Government revenue: bribes can be used to reduce the amount of taxes, fees, dues, custom duties, and electricity and other public utility charges collected from business firms and private individuals. Time savings and regulatory avoidance: bribes can speed up the granting of permission, licenses and permits to carry out activities that are perfectly legal. This is the so-called grease money to turn the wheels of bureaucracy more smoothly, speedily and hopefully in the right direction. It is also not difficult to think of a really awful situation where rules and regulations, and the way they are applied, are so complex and burdensome that the only way left to get things done is to pay money to avoid them.







Influencing outcomes of legal and regulatory processes: bribes can be used to provide incentives to regulatory authorities to refrain from taking action, and to look the other way, when private parties engage in activities that are in violation of existing laws, rules and regulations such as those relating to controlling pollution, preventing health hazards, or promoting public safety as in the case of building codes and traffic regulations. Similarly, bribes can be given to favour one party over another in court cases or in other legal and regulatory proceedings.

Economic rent The concept of economic rent (or monopoly profit) occupies a central place in the literature on the subject of corruption. Economic rent arises when a person has something unique or special in his possession. This something special can be a luxury condominium in a posh neighbourhood, a plot of land in the central business district of the city, a natural resource like an oil well, or even some pleasing personal traits such as beauty and charm. A person who owns such a special asset can charge a more than normal price for its use and earn economic rent or monopoly profit. To illustrate, suppose there is a young lady who has breathtakingly good looks, a charming personality, and exceptional acting, singing and dancing skills.
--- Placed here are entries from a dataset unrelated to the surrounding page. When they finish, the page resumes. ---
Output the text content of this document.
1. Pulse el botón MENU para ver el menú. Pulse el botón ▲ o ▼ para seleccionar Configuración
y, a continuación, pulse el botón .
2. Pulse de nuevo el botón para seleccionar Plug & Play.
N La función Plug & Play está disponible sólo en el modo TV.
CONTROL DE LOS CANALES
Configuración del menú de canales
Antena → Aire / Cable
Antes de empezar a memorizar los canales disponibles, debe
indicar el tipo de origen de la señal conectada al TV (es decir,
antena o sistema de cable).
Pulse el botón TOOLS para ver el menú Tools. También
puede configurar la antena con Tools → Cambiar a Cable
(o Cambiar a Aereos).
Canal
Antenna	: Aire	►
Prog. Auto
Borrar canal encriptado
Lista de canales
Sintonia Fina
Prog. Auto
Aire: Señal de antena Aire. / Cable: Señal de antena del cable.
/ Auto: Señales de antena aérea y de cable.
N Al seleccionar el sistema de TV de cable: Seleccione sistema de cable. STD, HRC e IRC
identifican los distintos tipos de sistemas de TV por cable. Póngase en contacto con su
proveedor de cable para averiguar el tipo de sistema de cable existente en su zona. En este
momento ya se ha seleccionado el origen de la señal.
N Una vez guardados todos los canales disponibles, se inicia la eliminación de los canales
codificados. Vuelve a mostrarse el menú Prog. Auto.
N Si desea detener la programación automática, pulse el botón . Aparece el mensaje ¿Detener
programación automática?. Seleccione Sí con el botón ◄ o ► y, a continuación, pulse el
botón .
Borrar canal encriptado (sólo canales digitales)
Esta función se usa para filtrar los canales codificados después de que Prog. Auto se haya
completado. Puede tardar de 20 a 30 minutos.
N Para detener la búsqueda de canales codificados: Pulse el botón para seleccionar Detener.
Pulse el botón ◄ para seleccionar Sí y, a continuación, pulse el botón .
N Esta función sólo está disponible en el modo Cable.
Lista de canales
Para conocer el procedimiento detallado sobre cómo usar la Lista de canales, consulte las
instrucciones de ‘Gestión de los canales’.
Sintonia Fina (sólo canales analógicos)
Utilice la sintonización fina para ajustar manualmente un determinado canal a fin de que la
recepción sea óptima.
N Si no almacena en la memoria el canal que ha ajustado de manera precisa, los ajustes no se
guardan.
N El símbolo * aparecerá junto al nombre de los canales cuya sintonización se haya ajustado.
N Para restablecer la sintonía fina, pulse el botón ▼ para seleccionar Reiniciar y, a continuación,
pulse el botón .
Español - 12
Due to these special personal assets, she becomes a superstar and a heartthrob of teenagers all over the country and thus commands a princely sum for her appearances. But what exactly is her economic rent? To determine this, it is necessary to know the next best thing she can do to earn a living if she is not a superstar. Suppose she has a law degree so the next best occupation she can take up is to become a lawyer. Then the difference between her income as a superstar and the earnings she can obtain from her next best occupation (as a lawyer), is her economic rent for having an unusually pretty face, charm, and superb singing, dancing and acting talents a winning combination which no other young lady in the country can match. A similar line of reasoning can be applied to a minor bureaucrat working in the business license issuing office of a government ministry.

Suppose this bureaucrat has the responsibility of typing, stamping the official seal, getting the appropriate signatures and delivering the authorization letter that grants permission to business enterprises to engage in a certain line of economic activity. Business executives are anxious to have the letter typed expeditiously and correctly, and have it properly stamped, signed, sealed and delivered and are willing to pay a price for this special service. Hence the bureaucrat who has a monopoly of typing, stamping and processing the letter can use his official position to acquire economic rent from his clients. A useful approach to find out the amount of his economic rent is to think of what he can earn if he is fired from the licensing office.